If the job is running or has not launched, returns None.

Note that this method makes a blocking call to the job server.

getJob() Optional[schrodinger.job.jobcontrol.Job]

Return the job record as a schrodinger.job.jobcontrol.Job instance.

Returns None if the job hasn’t been launched.

getJobDJ() schrodinger.job.queue.JobDJ

Return the JobDJ instance that this job has been added to.

getPrereqs()

Return a set of all immediate prerequisites for this job.

getStatusStrings() Tuple[str, str, str]

Return a tuple of status strings for printing by JobDJ.

The strings returned are (status, jobid, host).

hasExited() bool

Returns True if this job finished, successfully or not.

hasStarted() bool

Returns True if this job has started (not waiting)

init_count = 0
isComplete() bool

Returns True if this job finished successfully

kill()

Send kill request to jobcontrol managed job

postCommand()

A method to restore things to the pre-command state.

preCommand()

A method to make pre-command changes, like cd’ing to the correct directory to run the command in.

retryFailure(max_retries: int = 0) bool

This method will be called when the job has failed, and JobDJ needs to know whether the job should be retried or not.

JobDJ’s value for the max_retries parameter is passed in, to be used when the job doesn’t have its own max_retries value.

Return True if this job should be retried, otherwise False.

run(*args, **kwargs)

Run the job.

The steps taken are as follows:
  1. Execute the preCommand method for things like changing the working directory.

  2. Call the doCommand to do the actual work of computation or job launching.

  3. Call the postCommand method to undo the changes from the preCommand that need to be undone.

runsLocally() bool

Return True if the job runs on the JobDJ control host, False if not. Jobs that run locally don’t need hosts.

There is no limit on the number of locally run jobs.

setup()

A method to do initial setup; executed after preCommand, just before doCommand.

property state: schrodinger.job.queue.JobState

Return the current state of the job.

Note that this method can be overridden by subclasses that wish to provide for restartability at a higher level than unpickling BaseJob instances.
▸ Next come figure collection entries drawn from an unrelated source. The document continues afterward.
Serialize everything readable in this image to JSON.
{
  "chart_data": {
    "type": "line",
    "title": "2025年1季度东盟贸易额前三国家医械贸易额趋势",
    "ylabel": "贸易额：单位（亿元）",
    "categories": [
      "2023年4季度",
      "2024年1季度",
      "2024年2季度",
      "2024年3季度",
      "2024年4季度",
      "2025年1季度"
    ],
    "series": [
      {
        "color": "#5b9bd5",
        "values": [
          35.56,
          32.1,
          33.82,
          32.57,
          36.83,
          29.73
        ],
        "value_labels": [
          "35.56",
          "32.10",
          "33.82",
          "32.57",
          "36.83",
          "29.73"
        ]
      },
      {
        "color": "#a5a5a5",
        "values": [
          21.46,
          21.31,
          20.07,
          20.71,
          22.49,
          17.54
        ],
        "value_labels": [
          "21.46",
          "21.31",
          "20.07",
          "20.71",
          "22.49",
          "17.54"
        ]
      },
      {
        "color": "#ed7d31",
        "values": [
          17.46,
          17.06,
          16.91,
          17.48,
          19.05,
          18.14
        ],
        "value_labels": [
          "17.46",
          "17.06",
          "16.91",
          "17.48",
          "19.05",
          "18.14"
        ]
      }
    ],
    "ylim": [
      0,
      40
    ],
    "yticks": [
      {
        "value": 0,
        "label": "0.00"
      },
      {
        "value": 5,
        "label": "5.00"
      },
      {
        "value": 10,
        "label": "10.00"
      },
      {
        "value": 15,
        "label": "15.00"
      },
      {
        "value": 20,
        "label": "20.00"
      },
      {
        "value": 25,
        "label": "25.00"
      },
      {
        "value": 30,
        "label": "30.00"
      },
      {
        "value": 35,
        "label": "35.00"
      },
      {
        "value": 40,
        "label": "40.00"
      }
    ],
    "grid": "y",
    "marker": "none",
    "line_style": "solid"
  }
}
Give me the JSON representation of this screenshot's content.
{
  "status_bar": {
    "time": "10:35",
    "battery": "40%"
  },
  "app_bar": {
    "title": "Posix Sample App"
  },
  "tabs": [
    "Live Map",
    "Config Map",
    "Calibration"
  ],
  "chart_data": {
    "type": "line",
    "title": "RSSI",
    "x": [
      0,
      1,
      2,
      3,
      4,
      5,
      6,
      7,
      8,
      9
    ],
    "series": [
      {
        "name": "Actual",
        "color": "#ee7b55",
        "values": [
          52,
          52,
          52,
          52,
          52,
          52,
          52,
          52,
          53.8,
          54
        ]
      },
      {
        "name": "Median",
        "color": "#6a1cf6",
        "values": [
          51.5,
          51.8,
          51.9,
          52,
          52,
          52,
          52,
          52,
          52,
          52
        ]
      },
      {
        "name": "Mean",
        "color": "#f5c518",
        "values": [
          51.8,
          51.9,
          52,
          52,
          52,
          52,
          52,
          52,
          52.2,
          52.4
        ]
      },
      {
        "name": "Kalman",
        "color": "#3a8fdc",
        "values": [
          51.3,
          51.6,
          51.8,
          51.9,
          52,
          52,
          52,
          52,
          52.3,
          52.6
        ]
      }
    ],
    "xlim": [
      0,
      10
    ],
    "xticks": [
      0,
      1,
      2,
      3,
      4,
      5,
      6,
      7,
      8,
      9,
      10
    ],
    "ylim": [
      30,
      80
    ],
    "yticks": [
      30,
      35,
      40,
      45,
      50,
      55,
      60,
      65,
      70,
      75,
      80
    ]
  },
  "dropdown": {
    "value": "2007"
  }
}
For example, by examining some external condition (e.g. presence of output files) the state JobState.DONE could be returned immediately and the job would not run.

update()

Checks for changes in job status, and updates the object appropriately (marks for restart, etc).

Raises

RuntimeError – if an unknown Job Status or ExitStatus is encountered.

usesJobServer() bool

Detect, by looking at the jobId, whether this job uses a job server.